Ник перестал смущать воображение Софы, когда понял, что Пчёлкин — не пустая графа в её биографии. У него этих дочек партийных функционеров — вагон и маленькая тележка! Но Марине Владленовне не хотелось терять связь с влиятельной семьей Милославских, и она не могла простить дочери её непростительное легкомыслие.
— Ты дура, Софка! Дура, а как иначе? Мать права! Вон, Лизка твоя закадычная! Задницей докрутилась и профессорского сынка на удочку подловила! Набралась бы опыта, мы с отцом не вечные, а ты привыкла ушами хлопать! Зла не хватает…
— Если тебе так нравится Ник, то, мам, пожалуйста — разводись с отцом, и шуруй в устроенную Европу! Правда, боюсь, что папа не выдержит удара, а Никите не нужна такая перспектива! А меня уволь! Разменной монетой быть не собираюсь, и так выполняю твои желания, как Алладин! Профессию серьёзную получаю! Ты этого хотела, ма?
— Я хочу, чтобы тебе не пришлось знать нужды! Чтобы ума набиралась!
— Идти по проторенной тобою дороге? Нет, мама, не надо.
— Надо, не надо! А ты меня отцом не попрекай — не жила бы так злачно, как бы ни я!
— А я и не жалуюсь!
— Одно радует!
Без Пчёлы пусто — корень проблемы, заставляющей Софку закрыться в четырех стенах, обнаружился в этом. Софа могла бы упрекнуть Пчёлу, что он пытается втянуть свои медовые крылья в чужой улей, но она сама же проводила его из Шереметьево, снабжая обещанием — по его приезду из Ленинграда бросить всякую конспирацию. Это было не самой легкой задачей: Софка хотела сберечь нервы матери. Витя не понимал, почему Софа строит из себя виноватую. Что ему до чужих бесплодных амбиций? И ей…
— Блин, о чём мы вообще толкуем, как бедные люди? И я на это, блять, соглашаюсь, по углам чужим мыкаться на свиданки, как бы ни приделах! Ты меня кем выставляешь? Уродом моральным? А, Соф?
— Остынь уже, и так нелегко. Ты ведь был согласен подождать! А сейчас-то что изменилось? Потопить меня перед матерью хочешь? Разве я тебе не говорила, что она творит! Каждый раз, когда хочет сорвать на мне свой гнев!
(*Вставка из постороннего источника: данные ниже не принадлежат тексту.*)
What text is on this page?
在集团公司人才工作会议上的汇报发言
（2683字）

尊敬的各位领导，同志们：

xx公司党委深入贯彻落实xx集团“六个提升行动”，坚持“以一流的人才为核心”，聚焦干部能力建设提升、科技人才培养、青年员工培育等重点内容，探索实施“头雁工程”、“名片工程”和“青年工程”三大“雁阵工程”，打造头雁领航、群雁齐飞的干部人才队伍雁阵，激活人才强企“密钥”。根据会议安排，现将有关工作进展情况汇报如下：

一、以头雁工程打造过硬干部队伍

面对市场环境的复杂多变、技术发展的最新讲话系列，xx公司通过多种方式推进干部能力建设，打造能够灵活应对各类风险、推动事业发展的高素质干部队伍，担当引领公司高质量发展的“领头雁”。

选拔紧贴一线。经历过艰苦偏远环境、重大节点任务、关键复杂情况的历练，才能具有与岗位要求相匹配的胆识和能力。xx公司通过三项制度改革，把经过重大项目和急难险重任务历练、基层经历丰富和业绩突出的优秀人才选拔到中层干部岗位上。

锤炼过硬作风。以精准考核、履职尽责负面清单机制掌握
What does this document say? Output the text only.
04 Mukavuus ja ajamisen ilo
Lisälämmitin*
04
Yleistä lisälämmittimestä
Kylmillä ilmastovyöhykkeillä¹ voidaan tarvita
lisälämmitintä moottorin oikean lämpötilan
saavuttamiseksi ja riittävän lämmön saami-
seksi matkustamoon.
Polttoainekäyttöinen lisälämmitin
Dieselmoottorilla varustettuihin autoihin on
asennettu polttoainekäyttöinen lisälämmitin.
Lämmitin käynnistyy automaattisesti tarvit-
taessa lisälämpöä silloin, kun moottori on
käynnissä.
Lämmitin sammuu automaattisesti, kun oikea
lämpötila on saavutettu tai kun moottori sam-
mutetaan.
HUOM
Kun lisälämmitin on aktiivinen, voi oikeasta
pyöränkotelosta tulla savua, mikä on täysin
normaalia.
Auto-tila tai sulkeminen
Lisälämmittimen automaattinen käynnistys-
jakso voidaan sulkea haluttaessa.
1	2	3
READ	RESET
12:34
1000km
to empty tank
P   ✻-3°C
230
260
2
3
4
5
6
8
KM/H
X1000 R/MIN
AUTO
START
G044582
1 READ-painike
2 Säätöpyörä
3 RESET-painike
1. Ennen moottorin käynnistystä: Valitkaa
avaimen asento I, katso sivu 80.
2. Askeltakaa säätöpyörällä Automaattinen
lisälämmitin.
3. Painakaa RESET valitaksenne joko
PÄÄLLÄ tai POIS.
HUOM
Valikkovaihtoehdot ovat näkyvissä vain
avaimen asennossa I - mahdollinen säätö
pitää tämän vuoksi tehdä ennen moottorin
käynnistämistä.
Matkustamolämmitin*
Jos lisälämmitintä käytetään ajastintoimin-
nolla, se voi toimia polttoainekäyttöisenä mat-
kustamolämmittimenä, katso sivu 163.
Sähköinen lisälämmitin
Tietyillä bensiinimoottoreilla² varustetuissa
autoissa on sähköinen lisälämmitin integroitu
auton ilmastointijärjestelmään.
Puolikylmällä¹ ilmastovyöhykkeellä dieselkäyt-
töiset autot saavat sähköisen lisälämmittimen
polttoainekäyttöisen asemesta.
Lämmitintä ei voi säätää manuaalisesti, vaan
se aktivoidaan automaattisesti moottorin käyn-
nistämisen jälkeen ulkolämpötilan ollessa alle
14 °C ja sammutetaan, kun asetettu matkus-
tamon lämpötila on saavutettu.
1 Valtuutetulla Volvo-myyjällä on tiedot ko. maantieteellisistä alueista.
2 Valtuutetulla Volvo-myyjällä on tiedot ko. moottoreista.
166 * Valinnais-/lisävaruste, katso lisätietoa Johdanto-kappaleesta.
— Чем я теперь твоим предкам плох? Заграниц не видел? Бабла не заработаю, сдохну в канаве после очередного разбора? А стыдобно ведь! Пацаны смеются, когда я очевидного не признаю. Бегаю за тобой, как сопливый восьмиклассник…
— Уговорил! Не мелкая, разберусь, и всё нормально будет, как у людей. К Филу на свадьбу со мной пойдешь, как жених на выданье…
— Хорошо сейчас сказанула, Хазанов в юбке. Лады, дочь Тритона, я на гребне волны в северную гавань, ты давай там… Не скучай, умницей будь!
— Не дождешься, лукавый! Оглянись, сзади космические войска!
— Эй, Пчёл! Объявляю, Вас мужем и не ной! Та-да-да-да… — идиллию разрушил Холмогоров, появившийся между Голиковой и Пчёлкиным, как третейский судья. — Ля-ля, тополя, люблю — трамвай куплю, все вы такие безголовые! Соф, я, конечно, сын профессора астрофизики, но не моей морде «Аэрофлот» задерживать…
— Соф, эта махина просто достала, тудыт его за клешню, — показав Косу кулак, Пчёла на секунду почувствовал себя истинным победителем, — но мы это, правда, опоздаем так! Чё, Кос, погнали за золотом маккены?